Some background: Contrary to what some seem to believe, textbook economics doesn’t say that free trade is win-win for everyone. instead, trade policy involves very real conflicts of interest. But these conflicts of interest are overwhelmingly between groups within each country, rather than between countries. For example, a trade war against the European Union would make America as a whole poorer, even if the EU didn’t retaliate (which it would). It would, however, benefit some industries that happen to face stiff European competition.
And here’s the thing: The small groups that benefit from protectionism often have more political influence than the much larger groups that are hurt. That’s why Congress used to routinely pass destructive trade bills, culminating in the infamous Smoot-Hawley Tariff Act of 1930: Enough members of Congress were bought off, one way or another, to enact legislation that almost everyone knew was bad for the nation as a whole.
In 1934, however, FDR introduced a new approach to trade policy: reciprocal agreements with other countries, in which we exchanged reduced tariffs on their exports for reduced tariffs on ours. This approach introduced a new set of special interests, exporters, who could offer countervailing power against the influence of special interests seeking protection.
FDR’s reciprocal agreement approach led to a rapid unwinding of Smoot-Hawley, and after the war it evolved into a series of global trade deals, creating a world trading system that these days is overseen by the World Trade Organization. In effect, the U.S. remade world trade policy in its own image. And it worked: The global deals that evolved from the reciprocal tariff approach greatly reduced tariff rates around the world, while setting up rules that constrain countries from backtracking on their commitments.
The overall effect of the evolution of the world trading system has been very salutary. Tariff policy, which used to be one of the dirtiest, most corrupt aspects of politics both in the U.S. and elsewhere, has become remarkably (though not perfectly) clean.
And I’d add that global trade agreements are a striking and encouraging example of effective international cooperation. In that sense they make a real if hard to measure contribution to democratic governance and world peace.
But then came Trump.
Under U.S. trade law, which is written to be consonant with our international agreements, the president can impose tariffs under certain narrowly defined conditions. But the steel and aluminum tariffs, justified with an obviously bogus appeal to national security, clearly don’t pass the test.
So Trump is in effect both violating U.S. law and throwing the world trading system under the bus.

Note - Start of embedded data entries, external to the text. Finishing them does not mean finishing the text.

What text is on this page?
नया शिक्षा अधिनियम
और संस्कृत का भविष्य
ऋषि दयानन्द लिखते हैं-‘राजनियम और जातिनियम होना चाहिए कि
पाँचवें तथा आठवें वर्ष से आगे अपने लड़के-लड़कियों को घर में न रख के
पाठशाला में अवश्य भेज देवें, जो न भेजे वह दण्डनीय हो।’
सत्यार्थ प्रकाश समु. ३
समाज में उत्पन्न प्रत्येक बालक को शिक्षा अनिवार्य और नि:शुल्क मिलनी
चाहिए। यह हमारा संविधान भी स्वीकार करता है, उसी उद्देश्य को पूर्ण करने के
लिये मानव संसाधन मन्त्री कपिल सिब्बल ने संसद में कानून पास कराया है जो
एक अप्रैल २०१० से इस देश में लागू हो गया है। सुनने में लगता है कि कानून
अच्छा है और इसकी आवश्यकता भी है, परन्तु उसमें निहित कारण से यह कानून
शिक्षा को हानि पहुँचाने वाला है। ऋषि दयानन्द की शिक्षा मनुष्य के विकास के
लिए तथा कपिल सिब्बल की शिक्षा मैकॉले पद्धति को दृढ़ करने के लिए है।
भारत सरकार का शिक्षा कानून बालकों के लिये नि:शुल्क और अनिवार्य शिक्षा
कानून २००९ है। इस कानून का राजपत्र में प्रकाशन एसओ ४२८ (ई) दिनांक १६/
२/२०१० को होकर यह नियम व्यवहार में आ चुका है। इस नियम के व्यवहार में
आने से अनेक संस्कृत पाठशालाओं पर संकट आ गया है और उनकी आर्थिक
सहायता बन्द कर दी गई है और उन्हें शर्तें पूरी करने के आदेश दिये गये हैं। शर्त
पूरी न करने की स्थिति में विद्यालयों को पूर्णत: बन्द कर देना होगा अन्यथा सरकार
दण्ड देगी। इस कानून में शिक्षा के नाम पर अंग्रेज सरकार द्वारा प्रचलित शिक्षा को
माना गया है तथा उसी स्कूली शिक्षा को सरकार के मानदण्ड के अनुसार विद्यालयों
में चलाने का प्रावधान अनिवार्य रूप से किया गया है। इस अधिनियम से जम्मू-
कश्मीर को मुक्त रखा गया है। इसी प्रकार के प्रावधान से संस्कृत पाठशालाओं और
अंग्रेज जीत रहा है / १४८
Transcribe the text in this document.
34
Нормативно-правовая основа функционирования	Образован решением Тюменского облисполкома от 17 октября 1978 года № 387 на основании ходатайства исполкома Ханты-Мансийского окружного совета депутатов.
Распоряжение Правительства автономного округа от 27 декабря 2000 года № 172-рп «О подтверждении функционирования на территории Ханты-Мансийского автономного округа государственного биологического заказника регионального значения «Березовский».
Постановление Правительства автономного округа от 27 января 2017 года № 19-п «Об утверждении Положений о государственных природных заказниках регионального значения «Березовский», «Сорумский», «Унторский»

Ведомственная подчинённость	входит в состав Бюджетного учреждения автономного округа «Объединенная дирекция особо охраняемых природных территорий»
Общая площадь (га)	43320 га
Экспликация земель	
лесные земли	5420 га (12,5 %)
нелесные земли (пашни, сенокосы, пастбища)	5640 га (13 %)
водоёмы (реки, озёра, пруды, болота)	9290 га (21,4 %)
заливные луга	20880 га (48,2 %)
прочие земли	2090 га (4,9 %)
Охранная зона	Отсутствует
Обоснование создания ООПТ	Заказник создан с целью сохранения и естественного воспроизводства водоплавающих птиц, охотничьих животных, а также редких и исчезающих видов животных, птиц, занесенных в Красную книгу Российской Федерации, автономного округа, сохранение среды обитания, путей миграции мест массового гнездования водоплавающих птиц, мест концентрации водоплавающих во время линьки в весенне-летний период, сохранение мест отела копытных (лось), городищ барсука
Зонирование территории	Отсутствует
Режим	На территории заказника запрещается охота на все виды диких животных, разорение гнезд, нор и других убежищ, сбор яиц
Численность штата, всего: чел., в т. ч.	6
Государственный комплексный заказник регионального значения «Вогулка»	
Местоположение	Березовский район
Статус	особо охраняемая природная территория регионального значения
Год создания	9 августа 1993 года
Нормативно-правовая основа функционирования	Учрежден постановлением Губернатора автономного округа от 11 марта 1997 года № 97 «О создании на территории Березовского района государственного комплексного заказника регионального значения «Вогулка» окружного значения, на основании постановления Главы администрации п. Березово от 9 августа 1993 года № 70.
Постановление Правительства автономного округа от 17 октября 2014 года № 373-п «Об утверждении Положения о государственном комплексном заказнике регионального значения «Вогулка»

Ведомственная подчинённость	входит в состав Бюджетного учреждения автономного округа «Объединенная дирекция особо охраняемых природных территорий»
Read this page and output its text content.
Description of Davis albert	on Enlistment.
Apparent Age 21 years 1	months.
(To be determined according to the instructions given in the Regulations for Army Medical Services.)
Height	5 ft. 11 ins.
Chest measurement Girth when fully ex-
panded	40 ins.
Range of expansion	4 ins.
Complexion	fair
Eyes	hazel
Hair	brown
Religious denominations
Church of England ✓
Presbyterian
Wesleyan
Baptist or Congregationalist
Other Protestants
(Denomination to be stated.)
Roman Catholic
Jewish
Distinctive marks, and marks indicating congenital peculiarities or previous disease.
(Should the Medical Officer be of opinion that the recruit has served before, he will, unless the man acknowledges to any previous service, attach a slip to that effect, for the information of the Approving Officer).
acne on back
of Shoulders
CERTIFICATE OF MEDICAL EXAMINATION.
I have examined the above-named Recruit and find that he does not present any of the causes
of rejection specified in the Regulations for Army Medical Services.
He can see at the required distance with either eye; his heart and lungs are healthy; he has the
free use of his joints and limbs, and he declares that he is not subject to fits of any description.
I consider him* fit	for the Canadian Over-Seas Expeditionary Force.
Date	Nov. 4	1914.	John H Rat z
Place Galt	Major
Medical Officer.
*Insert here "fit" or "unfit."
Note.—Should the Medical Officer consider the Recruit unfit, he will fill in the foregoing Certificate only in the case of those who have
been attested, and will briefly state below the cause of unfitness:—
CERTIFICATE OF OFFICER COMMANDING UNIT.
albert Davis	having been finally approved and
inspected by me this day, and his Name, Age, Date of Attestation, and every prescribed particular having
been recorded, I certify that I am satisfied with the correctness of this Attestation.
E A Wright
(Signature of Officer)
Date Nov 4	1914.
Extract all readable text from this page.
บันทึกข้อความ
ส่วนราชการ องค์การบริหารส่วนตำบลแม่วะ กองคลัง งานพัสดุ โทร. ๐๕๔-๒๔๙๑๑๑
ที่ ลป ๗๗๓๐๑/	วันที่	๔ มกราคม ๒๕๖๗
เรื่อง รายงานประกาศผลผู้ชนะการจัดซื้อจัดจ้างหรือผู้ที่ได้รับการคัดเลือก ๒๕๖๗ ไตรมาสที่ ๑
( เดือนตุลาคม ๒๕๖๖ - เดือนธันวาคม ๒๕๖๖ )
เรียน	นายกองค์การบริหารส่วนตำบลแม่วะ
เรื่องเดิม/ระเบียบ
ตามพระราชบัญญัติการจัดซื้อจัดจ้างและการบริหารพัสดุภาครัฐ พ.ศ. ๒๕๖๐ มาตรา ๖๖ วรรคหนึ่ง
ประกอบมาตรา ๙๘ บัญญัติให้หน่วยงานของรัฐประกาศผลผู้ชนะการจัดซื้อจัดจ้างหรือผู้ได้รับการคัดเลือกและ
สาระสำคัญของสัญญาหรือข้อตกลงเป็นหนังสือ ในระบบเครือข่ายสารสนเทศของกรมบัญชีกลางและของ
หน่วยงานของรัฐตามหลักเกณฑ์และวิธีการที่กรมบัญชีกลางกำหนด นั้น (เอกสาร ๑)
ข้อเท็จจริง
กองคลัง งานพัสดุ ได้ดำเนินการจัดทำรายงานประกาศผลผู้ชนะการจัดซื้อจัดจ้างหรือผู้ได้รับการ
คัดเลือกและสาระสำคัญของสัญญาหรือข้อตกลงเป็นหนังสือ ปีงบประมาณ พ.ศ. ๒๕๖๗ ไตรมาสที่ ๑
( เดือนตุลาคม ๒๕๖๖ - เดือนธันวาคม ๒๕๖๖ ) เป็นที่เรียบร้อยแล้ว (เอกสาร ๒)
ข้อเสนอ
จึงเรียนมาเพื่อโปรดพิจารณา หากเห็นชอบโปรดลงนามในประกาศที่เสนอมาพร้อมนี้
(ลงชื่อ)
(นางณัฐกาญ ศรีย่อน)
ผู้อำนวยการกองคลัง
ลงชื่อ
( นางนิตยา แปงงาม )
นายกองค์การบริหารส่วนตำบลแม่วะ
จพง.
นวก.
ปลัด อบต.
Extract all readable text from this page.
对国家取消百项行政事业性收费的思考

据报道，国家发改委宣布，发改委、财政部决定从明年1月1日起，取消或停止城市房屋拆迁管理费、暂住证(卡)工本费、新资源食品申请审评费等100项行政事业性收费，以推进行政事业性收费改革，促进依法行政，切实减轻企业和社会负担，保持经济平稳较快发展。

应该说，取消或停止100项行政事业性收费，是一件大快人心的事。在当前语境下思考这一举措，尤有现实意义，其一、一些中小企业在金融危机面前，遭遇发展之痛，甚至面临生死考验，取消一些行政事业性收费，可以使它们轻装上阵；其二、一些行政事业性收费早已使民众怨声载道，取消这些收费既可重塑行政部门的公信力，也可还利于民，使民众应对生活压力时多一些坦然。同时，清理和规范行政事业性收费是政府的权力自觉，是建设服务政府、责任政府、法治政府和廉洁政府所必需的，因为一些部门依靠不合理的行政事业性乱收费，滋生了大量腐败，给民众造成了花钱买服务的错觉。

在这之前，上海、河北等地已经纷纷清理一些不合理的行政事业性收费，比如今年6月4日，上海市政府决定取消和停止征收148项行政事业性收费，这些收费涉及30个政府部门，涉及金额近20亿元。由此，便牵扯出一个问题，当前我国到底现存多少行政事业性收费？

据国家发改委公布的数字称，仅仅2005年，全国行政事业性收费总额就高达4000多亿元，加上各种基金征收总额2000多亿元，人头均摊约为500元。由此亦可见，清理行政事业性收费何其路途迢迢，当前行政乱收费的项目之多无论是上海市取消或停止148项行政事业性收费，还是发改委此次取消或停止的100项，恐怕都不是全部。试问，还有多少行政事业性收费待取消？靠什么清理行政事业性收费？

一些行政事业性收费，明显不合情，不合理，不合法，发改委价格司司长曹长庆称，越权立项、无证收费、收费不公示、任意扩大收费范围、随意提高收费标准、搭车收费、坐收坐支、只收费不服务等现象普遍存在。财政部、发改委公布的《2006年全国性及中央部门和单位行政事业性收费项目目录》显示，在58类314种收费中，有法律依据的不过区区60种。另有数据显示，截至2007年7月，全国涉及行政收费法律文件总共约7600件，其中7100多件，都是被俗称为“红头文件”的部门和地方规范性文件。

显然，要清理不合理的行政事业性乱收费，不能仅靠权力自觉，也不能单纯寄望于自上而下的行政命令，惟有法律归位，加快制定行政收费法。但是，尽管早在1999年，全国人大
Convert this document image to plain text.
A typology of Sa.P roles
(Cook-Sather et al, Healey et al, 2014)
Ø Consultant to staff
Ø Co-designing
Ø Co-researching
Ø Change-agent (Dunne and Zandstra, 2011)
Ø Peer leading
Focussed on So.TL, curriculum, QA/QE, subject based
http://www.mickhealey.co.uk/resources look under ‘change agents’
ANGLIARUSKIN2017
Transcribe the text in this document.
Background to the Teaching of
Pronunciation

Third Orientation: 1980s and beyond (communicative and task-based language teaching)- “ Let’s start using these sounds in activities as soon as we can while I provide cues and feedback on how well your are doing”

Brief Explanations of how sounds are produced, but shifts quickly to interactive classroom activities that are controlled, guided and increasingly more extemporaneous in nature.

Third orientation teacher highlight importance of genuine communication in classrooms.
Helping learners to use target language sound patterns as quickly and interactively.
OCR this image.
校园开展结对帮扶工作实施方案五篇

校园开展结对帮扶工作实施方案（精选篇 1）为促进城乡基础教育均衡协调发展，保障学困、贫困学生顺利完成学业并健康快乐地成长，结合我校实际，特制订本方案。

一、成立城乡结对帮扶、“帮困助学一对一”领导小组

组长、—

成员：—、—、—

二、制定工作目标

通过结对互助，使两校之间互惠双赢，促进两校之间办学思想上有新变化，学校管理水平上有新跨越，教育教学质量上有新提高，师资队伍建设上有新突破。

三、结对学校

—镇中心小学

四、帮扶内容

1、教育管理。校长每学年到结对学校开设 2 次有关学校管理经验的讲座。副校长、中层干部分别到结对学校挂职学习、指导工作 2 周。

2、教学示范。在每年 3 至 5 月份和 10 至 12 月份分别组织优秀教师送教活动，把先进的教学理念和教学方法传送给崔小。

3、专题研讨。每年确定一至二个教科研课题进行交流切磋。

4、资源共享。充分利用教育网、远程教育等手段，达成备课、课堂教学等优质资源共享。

And if this escalates into a full-scale trade war, we’ll be back to the bad old days. Tariff policy will once again be driven by influence-peddling and bribery, never mind the national interest.
But that won’t bother Trump. After all, we now basically have an Environmental Protection Agency run on behalf of polluters, an Interior Department run by people who want to loot federal land, an Education Department run by the for-profit schools industry, and so on. Why should trade policy be different?
It’s true that many big businesses and free-market ideologues, who thought they had Trump in their corner, are horrified by his moves on trade. But what did they expect? There was never any good reason to think trade policy was safe from Trump’s depredations.